All of the passages dealing with God’s practical jokes and card tricks were expurgated by the Church, which feared that if the people saw God as a jokester, no one would take him seriously.)
After running out of names for the different animals God called it quits, and said, “I command all of you to hook up with your own kind and make lots of babies. Be careful-it’s a jungle out there and you’re on your own now. Someone bigger and stronger than you is probably gonna try to eat you, so keep on your toes. He who snoozes loses. (God loved this line.) Tomorrow I’m gonna make man, and he’s gonna be a mean son-of-a-bitch, made in my own image. I wouldn’t trust him as far as I can throw him. He’s not gonna be as big as a lot of you guys, but I’m gonna give him a really big brain, so he can figure out how to make tools that he can use to hunt you down and mess you up.”
And the light and the dark came and went, and it was the sixth day.

On the morning of the seventh day, God woke with a start, and realized that something was wrong. This was supposed to be the day he rested, but he had forgotten to make man.
So God added another day to the week, but also called it the sixth day, saying, “Hey, sue me. I may be God, but I’m not Superman. Six days just isn’t enough time to get the deal done. I’m going to exert my option to sneak in an extra day here, and I’m just gonna call it day six. If ya don’t like it, then fire my ass.”

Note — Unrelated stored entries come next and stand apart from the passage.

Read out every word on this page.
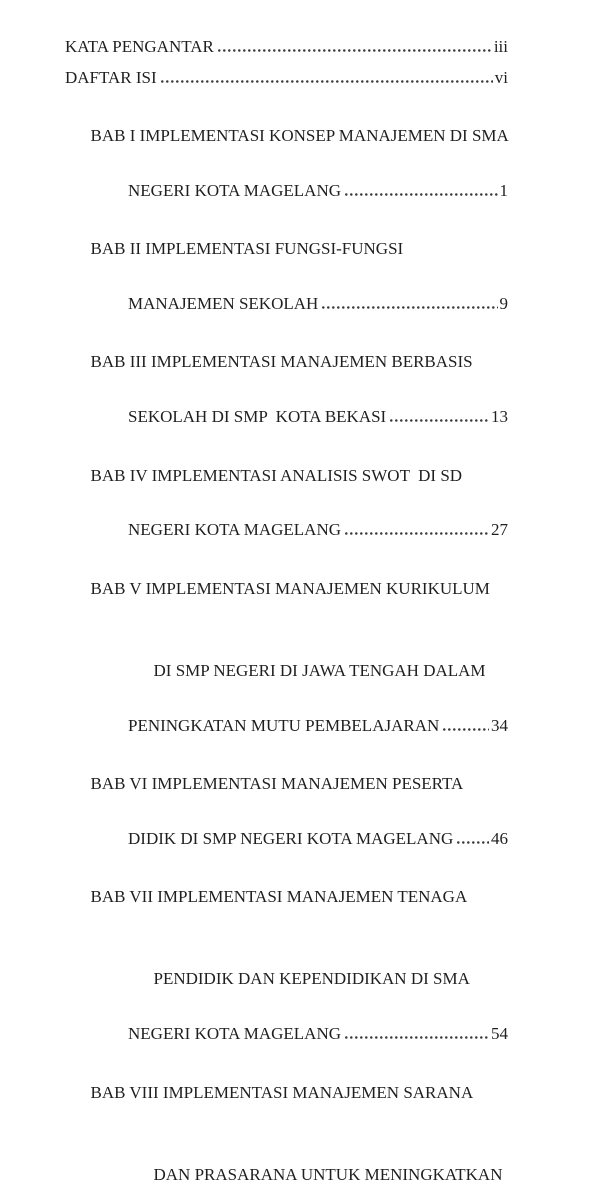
KATA PENGANTAR	iii
DAFTAR ISI	vi

BAB I IMPLEMENTASI KONSEP MANAJEMEN DI SMA

NEGERI KOTA MAGELANG	1

BAB II IMPLEMENTASI FUNGSI-FUNGSI

MANAJEMEN SEKOLAH	9

BAB III IMPLEMENTASI MANAJEMEN BERBASIS

SEKOLAH DI SMP  KOTA BEKASI	13

BAB IV IMPLEMENTASI ANALISIS SWOT  DI SD

NEGERI KOTA MAGELANG	27

BAB V IMPLEMENTASI MANAJEMEN KURIKULUM

DI SMP NEGERI DI JAWA TENGAH DALAM

PENINGKATAN MUTU PEMBELAJARAN	34

BAB VI IMPLEMENTASI MANAJEMEN PESERTA

DIDIK DI SMP NEGERI KOTA MAGELANG 46

BAB VII IMPLEMENTASI MANAJEMEN TENAGA

PENDIDIK DAN KEPENDIDIKAN DI SMA

NEGERI KOTA MAGELANG	54

BAB VIII IMPLEMENTASI MANAJEMEN SARANA

DAN PRASARANA UNTUK MENINGKATKAN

And so God picked up a handful of dirt and made man. He gave him two legs and made him stand upright, so that mankind would be able to form neat, compact lines when waiting to buy tickets for athletic events and the theater. God said to man, “I have created you in my image. Of course you are not nearly as handsome as I am, nor do you have the great six-pack abs that I have, but you’ll do. I grant you dominion over the fish in the sea, the birds in the sky, and the land animalia, large and small, but watch your ass, because some of these mothers are big enough to eat you in one gulp. Hang loose bros, and remember who made you. Don’t go getting too uppity, cause I’ll come down there and visit pestilence and plagues upon you if you fuck with me. You don’t even know what those are, because they’re still on the drawing board, but trust me, Jack, they’ll make waterboarding seem like a stroll in the park.”

And with that, God lay down, closed his eyes, and took a well-deserved nap.